A caricatura floresceu no ápice
do deslumbramento burguês: a
Paris pós-napoleônica. A capital
do século 19 enterrava o sonho revolucionário da liberdade e fraternidade junto aos despojos das
forças rebeldes massacradas. A
restauração da monarquia corria
junto com a moral retrógrada e
aristocrática dos novos-ricos.
Honoré Daumier foi mestre em
caricaturar aqueles hábitos cosmopolitas. Atendia à demanda
crescente por ilustrações dos periódicos parisinos, cuja circulação
aumentava após 1830.
Daumier tinha a mão treinada
no colorismo. Como pintor, compunha fundos pouco definidos,
contra os quais se destacavam tipos urbanos.

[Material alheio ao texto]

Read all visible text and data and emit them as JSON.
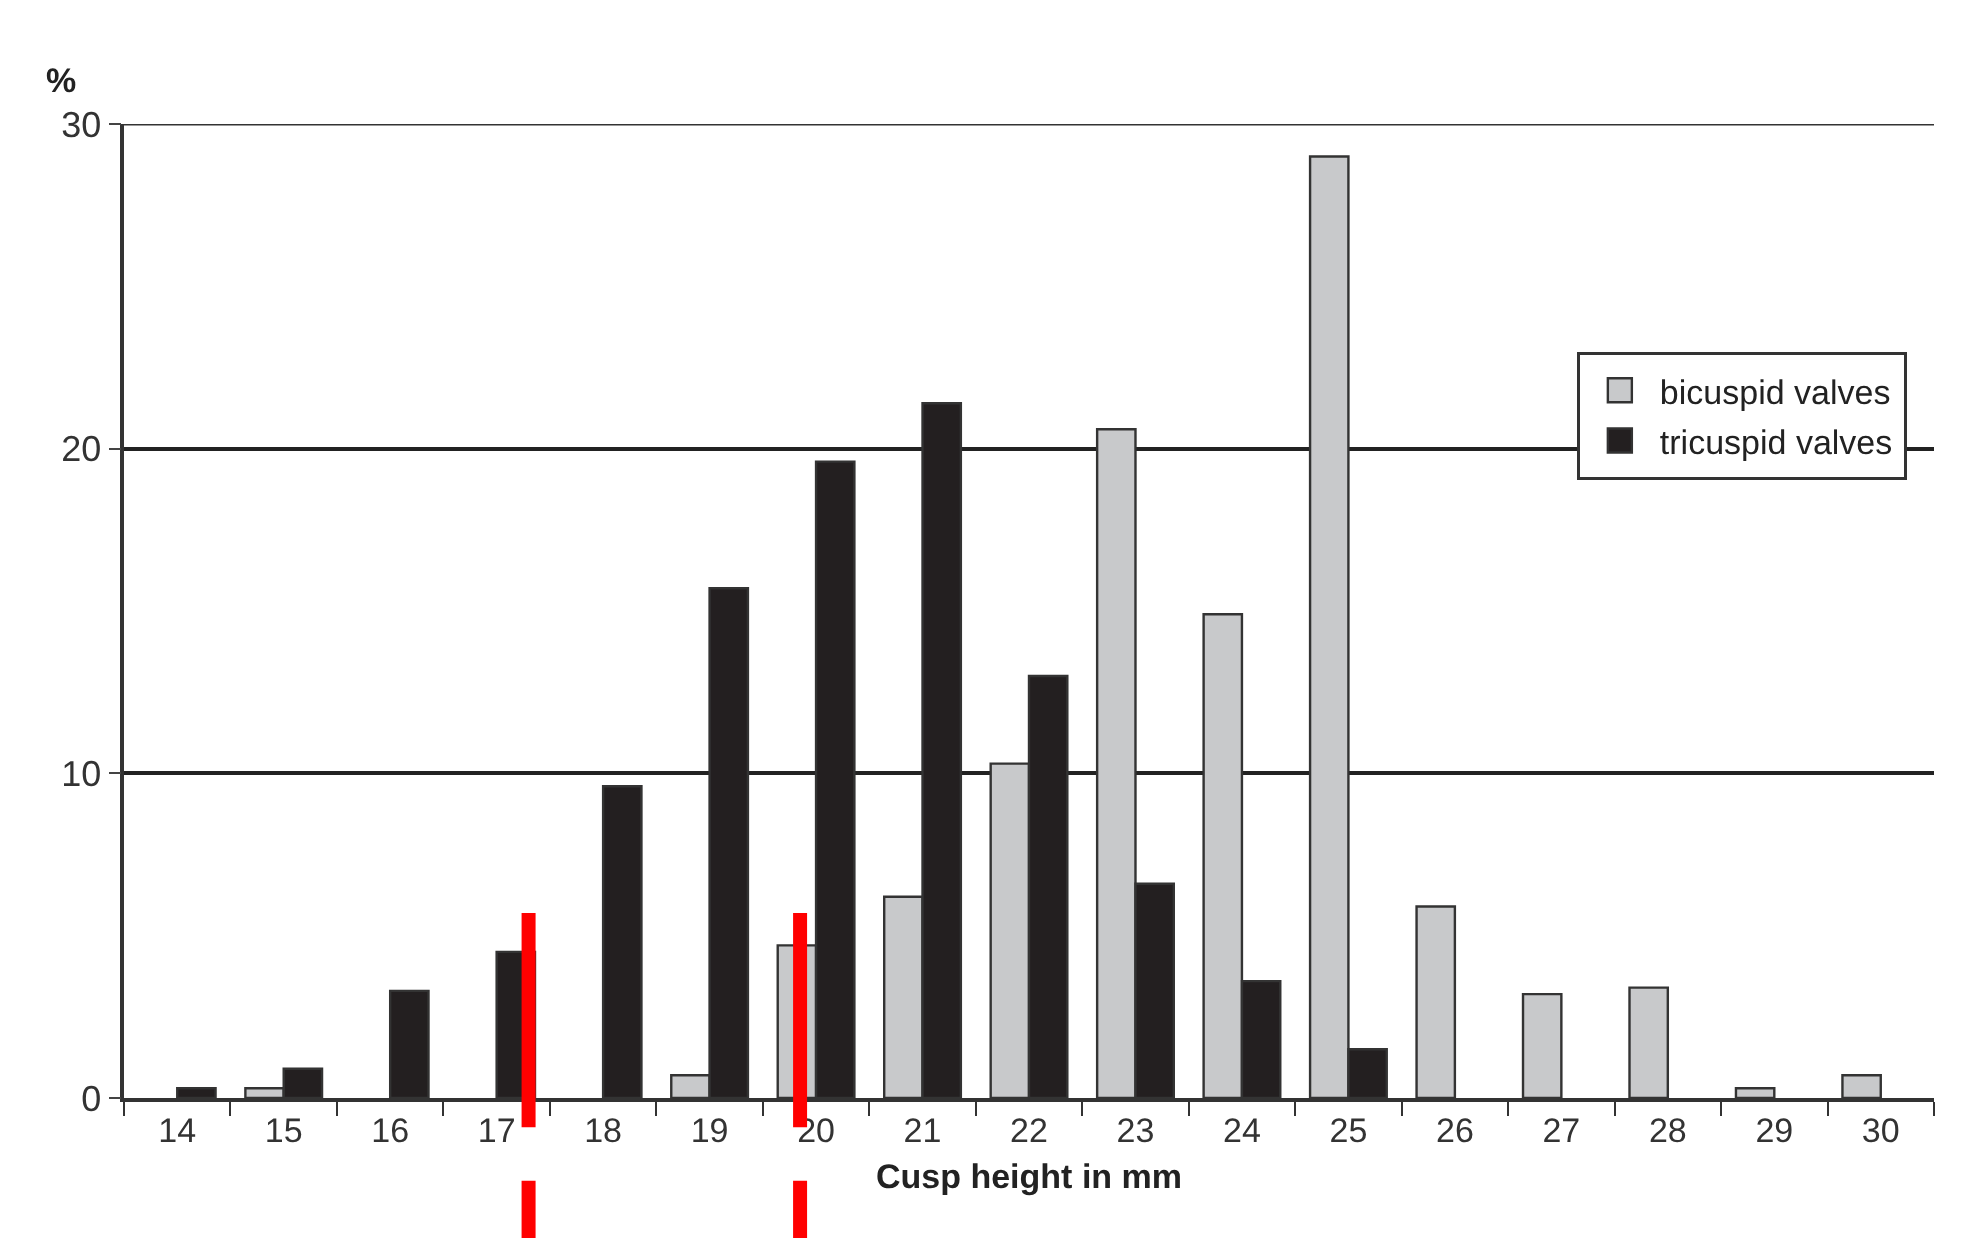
{
  "chart_data": {
    "type": "bar",
    "xlabel": "Cusp height in mm",
    "ylabel": "%",
    "x": [
      14,
      15,
      16,
      17,
      18,
      19,
      20,
      21,
      22,
      23,
      24,
      25,
      26,
      27,
      28,
      29,
      30
    ],
    "series": [
      {
        "name": "bicuspid valves",
        "color": "#c8c9cb",
        "values": [
          null,
          0.3,
          null,
          null,
          null,
          0.7,
          4.7,
          6.2,
          10.3,
          20.6,
          14.9,
          29.0,
          5.9,
          3.2,
          3.4,
          0.3,
          0.7
        ]
      },
      {
        "name": "tricuspid valves",
        "color": "#231f20",
        "values": [
          0.3,
          0.9,
          3.3,
          4.5,
          9.6,
          15.7,
          19.6,
          21.4,
          13.0,
          6.6,
          3.6,
          1.5,
          null,
          null,
          null,
          null,
          null
        ]
      }
    ],
    "xlim": [
      13.5,
      30.5
    ],
    "xticks": [
      14,
      15,
      16,
      17,
      18,
      19,
      20,
      21,
      22,
      23,
      24,
      25,
      26,
      27,
      28,
      29,
      30
    ],
    "ylim": [
      0,
      30
    ],
    "yticks": [
      0,
      10,
      20,
      30
    ],
    "grid": "y",
    "legend": "right",
    "ref_lines": [
      {
        "axis": "x",
        "value": 17.3,
        "color": "#ff0000"
      },
      {
        "axis": "x",
        "value": 19.85,
        "color": "#ff0000"
      }
    ]
  }
}
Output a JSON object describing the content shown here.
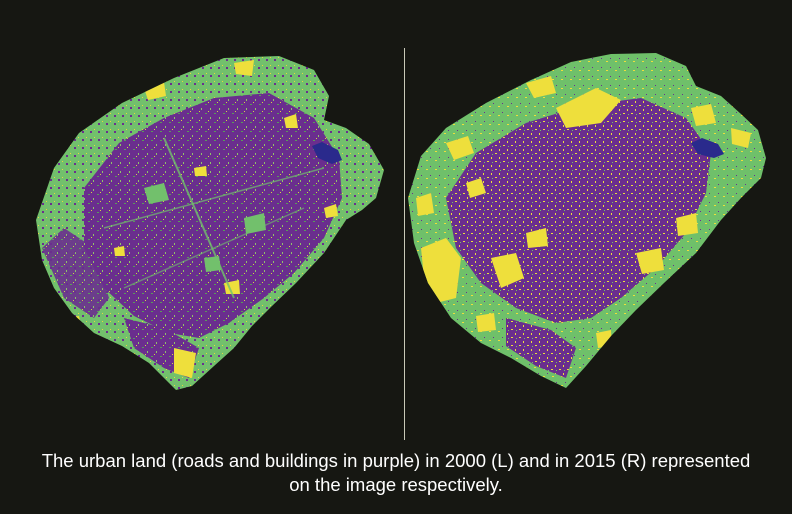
{
  "caption": {
    "line1": "The urban land (roads and buildings in purple) in 2000 (L) and in 2015 (R) represented",
    "line2": "on the image respectively."
  },
  "legend_colors": {
    "urban_land": "#6a2e8e",
    "vegetation": "#6fc06a",
    "bare_land": "#eedf3c",
    "water": "#2a2a8c",
    "background": "#161712"
  },
  "panels": [
    {
      "id": "2000",
      "side": "L"
    },
    {
      "id": "2015",
      "side": "R"
    }
  ]
}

Seu desenho imitava o esquemas das pinturas. Nele vemos retratados os personagens da última fofoca contra uma Paris esfumaçada. O jogo das relações sociais transita pelas ruas, deformando-se o traço conforme a
máscara do dia.
Os fundamentos da caricatura
francesa, aprendeu-os Araújo
Porto-Alegre na pátria de Daumier. Enquanto os Orléans e Bragança tentavam civilizar o Rio de
Janeiro, o premiado aluno de pintura da Academia Imperial foi
mandado em viagem de estudo a
Paris.
Bom gosto
O bom gosto adquirido na metrópole muito valia no mundo da
decoração tupiniquim. Regresso
da Europa, Porto-Alegre liderou
os trabalhos ornamentais dos locais destinados à coroação do jovem Pedro 2º, tal como desenhou
os figurinos das vestes imperiais.
O sucesso do evento tornou-o
pintor da Imperial Câmara.
Também de Paris, Porto Alegre
nos trouxe a experiência da crônica visual urbana. Em 1844, fundou o primeiro periódico nacional ilustrado com caricaturas, "A
Lanterna Mágica".
No entanto o sarcasmo para
com o provincianismo dos modernos locais não o impediu de
conduzir as reformas da academia. Ampliou os currículos para
torná-los compatíveis com a formação de profissionais úteis, na
esperança de que as modernices
não acabassem em puro diletantismo fashion.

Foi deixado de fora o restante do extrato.